The State Board of Education hoped to create a support network for Idaho school counselors that would link staff between rural and urban schools and give state officials an ear on the ground in far-flung parts of Idaho in an effort to improve college and career readiness.
“Being a counselor is a very isolating job, even in the largest high schools,” explained Byron Yankey, the State Board’s college and career advising program manager. There are “huge parts of the state where travel is a barrier,” Yankey said, preventing counselors from attending conferences or meeting people who perform the same jobs.
The state’s solution came to life at the start of the 2019-2020 school year as the Next Steps Idaho Ambassador program, an expansion of Next Steps Idaho, a college and career readiness effort. Through the program, a group of college and career counselors were hired to network with other counselors in nearby school districts with aims of creating a professional support system.
Since its inception, the ambassadorship has brought aboard counselors with varying educational backgrounds to connect with other counselors across the state using Zoom events, Facebook forums and discussions about issues facing counselors and K-12 writ large.
The fleet of ambassadors, all of whom are college and career counselors, doubled in size from four to eight members this school year. Each receive a $500 annual stipend for participating.
Though the program is on the rise, it faced a rocky start, and it’s nowhere near the size administrators want it to reach.
“The pilot totally got gobsmacked by the pandemic,” said Joan Cleary, Next Steps Idaho’s outreach coordinator.
Some ambassadors have drawn dozens of counselors into events and meetings, Cleary said, but “it’s nowhere near the industry penetration that we actually need to be a force.”
But a silver lining accompanied the program’s slow beginning.
Counselors’ added roles as teachers or janitors in some smaller districts allowed them to feed the State Board information about challenges schools faced during the pandemic, Cleary said.
“They were an incredible barometer for what was actually happening at schools, when everything was getting shut down.
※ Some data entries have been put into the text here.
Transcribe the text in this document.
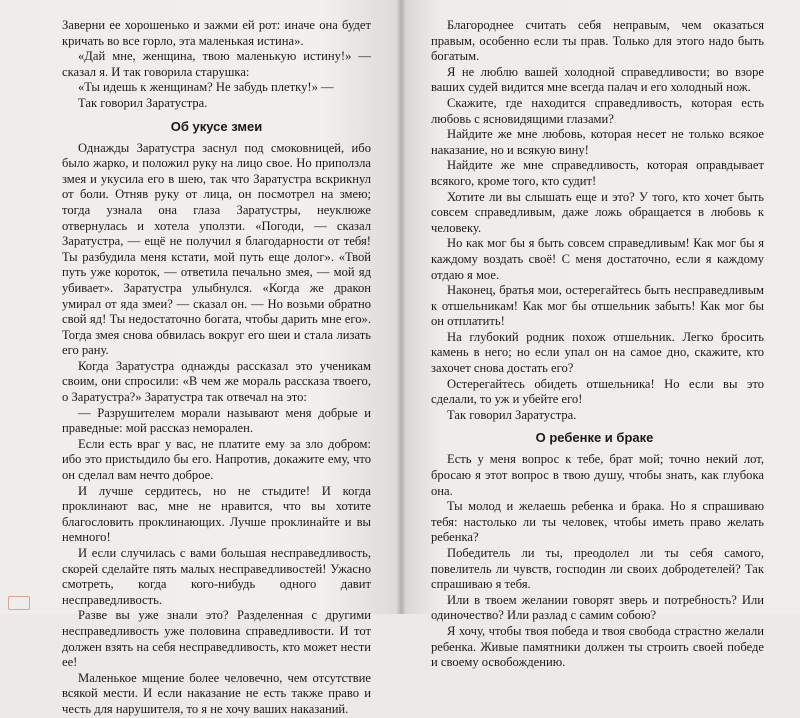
Заверни ее хорошенько и зажми ей рот: иначе она будет кричать во все горло, эта маленькая истина».

«Дай мне, женщина, твою маленькую истину!» — сказал я. И так говорила старушка:

«Ты идешь к женщинам? Не забудь плетку!» —

Так говорил Заратустра.

Об укусе змеи

Однажды Заратустра заснул под смоковницей, ибо было жарко, и положил руку на лицо свое. Но приползла змея и укусила его в шею, так что Заратустра вскрикнул от боли. Отняв руку от лица, он посмотрел на змею; тогда узнала она глаза Заратустры, неуклюже отвернулась и хотела уползти. «Погоди, — сказал Заратустра, — ещё не получил я благодарности от тебя! Ты разбудила меня кстати, мой путь еще долог». «Твой путь уже короток, — ответила печально змея, — мой яд убивает». Заратустра улыбнулся. «Когда же дракон умирал от яда змеи? — сказал он. — Но возьми обратно свой яд! Ты недостаточно богата, чтобы дарить мне его». Тогда змея снова обвилась вокруг его шеи и стала лизать его рану.

Когда Заратустра однажды рассказал это ученикам своим, они спросили: «В чем же мораль рассказа твоего, о Заратустра?» Заратустра так отвечал на это:

— Разрушителем морали называют меня добрые и праведные: мой рассказ неморален.

Если есть враг у вас, не платите ему за зло добром: ибо это пристыдило бы его. Напротив, докажите ему, что он сделал вам нечто доброе.

И лучше сердитесь, но не стыдите! И когда проклинают вас, мне не нравится, что вы хотите благословить проклинающих. Лучше проклинайте и вы немного!

И если случилась с вами большая несправедливость, скорей сделайте пять малых несправедливостей! Ужасно смотреть, когда кого-нибудь одного давит несправедливость.

Разве вы уже знали это? Разделенная с другими несправедливость уже половина справедливости. И тот должен взять на себя несправедливость, кто может нести ее!

Маленькое мщение более человечно, чем отсутствие всякой мести. И если наказание не есть также право и честь для нарушителя, то я не хочу ваших наказаний.

Благороднее считать себя неправым, чем оказаться правым, особенно если ты прав. Только для этого надо быть богатым.

Я не люблю вашей холодной справедливости; во взоре ваших судей видится мне всегда палач и его холодный нож.

Скажите, где находится справедливость, которая есть любовь с ясновидящими глазами?

Найдите же мне любовь, которая несет не только всякое наказание, но и всякую вину!

Найдите же мне справедливость, которая оправдывает всякого, кроме того, кто судит!

Хотите ли вы слышать еще и это? У того, кто хочет быть совсем справедливым, даже ложь обращается в любовь к человеку.

Но как мог бы я быть совсем справедливым! Как мог бы я каждому воздать своё! С меня достаточно, если я каждому отдаю я мое.

Наконец, братья мои, остерегайтесь быть несправедливым к отшельникам! Как мог бы отшельник забыть! Как мог бы он отплатить!

На глубокий родник похож отшельник. Легко бросить камень в него; но если упал он на самое дно, скажите, кто захочет снова достать его?

Остерегайтесь обидеть отшельника! Но если вы это сделали, то уж и убейте его!

Так говорил Заратустра.

О ребенке и браке

Есть у меня вопрос к тебе, брат мой; точно некий лот, бросаю я этот вопрос в твою душу, чтобы знать, как глубока она.

Ты молод и желаешь ребенка и брака. Но я спрашиваю тебя: настолько ли ты человек, чтобы иметь право желать ребенка?

Победитель ли ты, преодолел ли ты себя самого, повелитель ли чувств, господин ли своих добродетелей? Так спрашиваю я тебя.

Или в твоем желании говорят зверь и потребность? Или одиночество? Или разлад с самим собою?

Я хочу, чтобы твоя победа и твоя свобода страстно желали ребенка. Живые памятники должен ты строить своей победе и своему освобождению.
We just had no idea what was going on,” said Cleary.
Yankey hopes the program will continue to serve as “a megaphone” for educators’ concerns.
The State Board hopes that at full-bore, the program can employ up to 24 ambassadors, four for each region of the state. But that end goal is likely years out. Cleary would consider an expansion to two ambassador-counselors per region by 2023, 12 total, “a success.”
While this year’s ambassadors were all either recruited or referred by past participants, the State Board hopes to attract enough interest that future prospective ambassadors have to apply to nab the role. For now, low levels of expressed interest are hampering that goal — an issue organizers attribute to lack of awareness about the program.
State Board staffers see that boost in participation as the linchpin to strengthening counselors’ social channels.
“Teachers have appreciation holidays, and acres of funny stress-relieving memes online, and colleagues going through the same joys/struggles at their school,” Cleary wrote by email. “College and career readiness professionals who work in high schools or middle schools don’t typically have that. It can be isolating and overwhelming.”
With time, and a new batch of online resources, organizers hope the pushback against isolation can ease social and emotional recovery from the pandemic.
“It’s the kind of Mr. Rogers approach,” said Yankey. “Let’s create that neighborhood and see how we can knit people together.”
Idaho Education News Data Analyst Randy Schrader contributed to this report.